Do you use stateful IPsec on your core routers ?

Best Regards

Giuseppe

Hello Giuseppe

My oplozies as i am not quite sure what you mean by statefull IPSec? I am sort of a rookie with VPN technologies.Isn't IPSec is layer 3 technology while statefull and stateless more on concept of layer 4.Means UDP is stateless and TCP is statefull means it have states for example SYN ,PST, RST AND ACK, they define specific state hence that communication is call ststefull.

Can be you be more clear on that?

Hello Khurram,

Stateful IPSec is a technology that emulates the behaviour of a pair of PIX or ASA firewall with stateful failover.

IPSec sessions are terminated over the HSRP VIP address on the public interface.

The router that is HSRP active on both the public and private interfaces actually builds the IPSec sessions and forwards and receives traffic.

The standby router has the knowledge of all the SAs (security associations) so that if the active node fails it can takes its role with minimal out of service

The two routers share this info with an inter-device communcation.

However, in our case this feature doesn't work correctly: every day we have random losses of connectivity to remote sites.

Also the communication has some troubles and the two routers don't exchange the state info of security associations.

I've seen a similar scenario so I've asked you if you are using the stateful ipsec.

Best Regards

Giuseppe

Oh i see what you saying, the answer to that question is no.We have no IPSec ststefull failover. i think you mean HSRP with SSO, so yeh we dont have any statefull failover.
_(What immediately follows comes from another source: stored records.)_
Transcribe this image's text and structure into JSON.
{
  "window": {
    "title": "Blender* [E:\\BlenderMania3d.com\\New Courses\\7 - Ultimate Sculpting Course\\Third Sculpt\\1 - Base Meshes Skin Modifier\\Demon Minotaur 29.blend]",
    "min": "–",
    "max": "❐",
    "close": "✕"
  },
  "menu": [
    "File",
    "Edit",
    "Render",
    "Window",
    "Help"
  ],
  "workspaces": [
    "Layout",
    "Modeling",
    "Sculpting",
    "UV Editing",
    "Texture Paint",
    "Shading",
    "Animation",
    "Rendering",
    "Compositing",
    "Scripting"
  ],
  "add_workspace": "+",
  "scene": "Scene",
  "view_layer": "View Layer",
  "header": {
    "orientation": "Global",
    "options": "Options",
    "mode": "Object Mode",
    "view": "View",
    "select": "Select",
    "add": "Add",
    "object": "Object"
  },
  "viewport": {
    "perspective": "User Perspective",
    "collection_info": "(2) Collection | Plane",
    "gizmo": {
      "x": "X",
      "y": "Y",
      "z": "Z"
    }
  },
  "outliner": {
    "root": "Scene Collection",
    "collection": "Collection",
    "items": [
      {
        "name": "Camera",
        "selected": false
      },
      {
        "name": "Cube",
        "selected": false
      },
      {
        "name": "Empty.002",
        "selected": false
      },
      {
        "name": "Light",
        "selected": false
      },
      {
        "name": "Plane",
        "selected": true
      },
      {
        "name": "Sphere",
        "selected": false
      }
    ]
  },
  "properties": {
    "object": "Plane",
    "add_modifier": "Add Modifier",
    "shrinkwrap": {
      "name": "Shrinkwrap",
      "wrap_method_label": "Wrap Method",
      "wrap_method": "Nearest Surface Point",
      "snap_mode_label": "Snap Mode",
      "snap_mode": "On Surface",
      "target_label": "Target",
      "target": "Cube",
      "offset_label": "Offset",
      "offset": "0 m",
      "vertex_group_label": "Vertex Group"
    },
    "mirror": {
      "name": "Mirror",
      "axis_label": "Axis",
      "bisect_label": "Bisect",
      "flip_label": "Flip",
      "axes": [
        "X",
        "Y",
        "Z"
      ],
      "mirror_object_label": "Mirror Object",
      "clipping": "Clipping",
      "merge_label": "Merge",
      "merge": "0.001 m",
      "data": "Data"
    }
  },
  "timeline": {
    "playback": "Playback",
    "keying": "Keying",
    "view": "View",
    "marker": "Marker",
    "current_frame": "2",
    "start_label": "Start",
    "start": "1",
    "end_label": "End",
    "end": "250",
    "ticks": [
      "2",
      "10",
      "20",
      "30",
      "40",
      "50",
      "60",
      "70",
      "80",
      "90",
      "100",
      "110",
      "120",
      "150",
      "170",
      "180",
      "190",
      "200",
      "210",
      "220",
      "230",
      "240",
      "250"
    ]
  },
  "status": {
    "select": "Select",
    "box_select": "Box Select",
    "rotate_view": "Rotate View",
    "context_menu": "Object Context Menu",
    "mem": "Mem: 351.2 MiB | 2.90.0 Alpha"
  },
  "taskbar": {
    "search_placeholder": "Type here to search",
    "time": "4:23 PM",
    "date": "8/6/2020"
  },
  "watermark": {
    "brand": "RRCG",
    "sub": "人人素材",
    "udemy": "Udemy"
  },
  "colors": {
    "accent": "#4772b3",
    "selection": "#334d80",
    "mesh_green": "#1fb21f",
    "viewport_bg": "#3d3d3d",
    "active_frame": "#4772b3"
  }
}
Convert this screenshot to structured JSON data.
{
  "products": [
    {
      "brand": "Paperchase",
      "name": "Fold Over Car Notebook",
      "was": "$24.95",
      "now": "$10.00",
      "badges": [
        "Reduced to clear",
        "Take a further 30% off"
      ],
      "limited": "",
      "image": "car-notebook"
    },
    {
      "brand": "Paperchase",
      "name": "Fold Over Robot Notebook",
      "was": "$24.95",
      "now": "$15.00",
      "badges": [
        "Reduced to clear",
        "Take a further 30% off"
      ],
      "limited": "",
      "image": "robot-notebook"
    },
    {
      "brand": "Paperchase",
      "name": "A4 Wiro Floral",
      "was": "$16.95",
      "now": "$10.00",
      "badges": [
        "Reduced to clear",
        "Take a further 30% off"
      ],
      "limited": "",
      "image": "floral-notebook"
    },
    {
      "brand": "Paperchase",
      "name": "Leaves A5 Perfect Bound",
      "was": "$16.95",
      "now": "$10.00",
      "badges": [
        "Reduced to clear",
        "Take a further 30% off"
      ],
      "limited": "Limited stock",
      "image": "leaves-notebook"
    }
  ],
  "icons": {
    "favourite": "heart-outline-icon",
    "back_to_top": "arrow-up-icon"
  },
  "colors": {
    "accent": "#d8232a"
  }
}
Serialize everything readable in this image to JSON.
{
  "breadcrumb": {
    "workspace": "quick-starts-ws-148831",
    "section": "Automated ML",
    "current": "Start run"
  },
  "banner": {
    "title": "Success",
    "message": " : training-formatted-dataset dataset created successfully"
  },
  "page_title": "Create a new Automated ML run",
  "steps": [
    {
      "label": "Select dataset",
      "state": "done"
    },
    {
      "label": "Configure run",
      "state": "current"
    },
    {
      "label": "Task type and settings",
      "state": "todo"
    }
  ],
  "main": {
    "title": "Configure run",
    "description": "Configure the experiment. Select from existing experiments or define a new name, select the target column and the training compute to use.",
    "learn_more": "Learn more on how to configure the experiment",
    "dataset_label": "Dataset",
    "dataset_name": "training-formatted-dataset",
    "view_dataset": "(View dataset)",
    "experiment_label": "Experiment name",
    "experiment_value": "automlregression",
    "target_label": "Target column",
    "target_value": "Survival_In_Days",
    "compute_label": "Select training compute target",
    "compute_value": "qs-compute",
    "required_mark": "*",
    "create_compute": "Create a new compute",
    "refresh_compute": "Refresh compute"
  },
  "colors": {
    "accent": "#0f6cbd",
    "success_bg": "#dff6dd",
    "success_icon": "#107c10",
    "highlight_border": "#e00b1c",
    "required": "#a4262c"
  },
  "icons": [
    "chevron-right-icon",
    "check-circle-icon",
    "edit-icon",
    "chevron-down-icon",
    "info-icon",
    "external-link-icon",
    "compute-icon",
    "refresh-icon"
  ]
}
Sorry i totally misunderstood your question :)

khurrammateen
Level 1
Level 1

Hi again

Just to add on that thought we are running GRE over IPsec header which is much larger than original header. My remote routers are sitting at 1000 mtu i am start to think may be the configuration is wrong and i need to increase my MTU size to 1512 bytes rather than 1000 bytes. Because if MTU is less than packet will be fragament which could cause some parameters of IPSec to behave strangly hence dropping the connection. What you think?

Hello Khurram,

you can increase MTU up to 1300 bytes.

But actually all this is done to avoid fragmentation so it is the opposite if all devices including end users agree on a 1300 byte MTU on LANs the routers never fragment and this is good.

see

http://www.cisco.com/en/US/products/ps6120/products_tech_note09186a00807e0aca.shtml#iose

Hope to help

Giuseppe

Thanks for the reply, do you know how to use the segement here which called "ask the expert". How can i post the same question to one of these experts?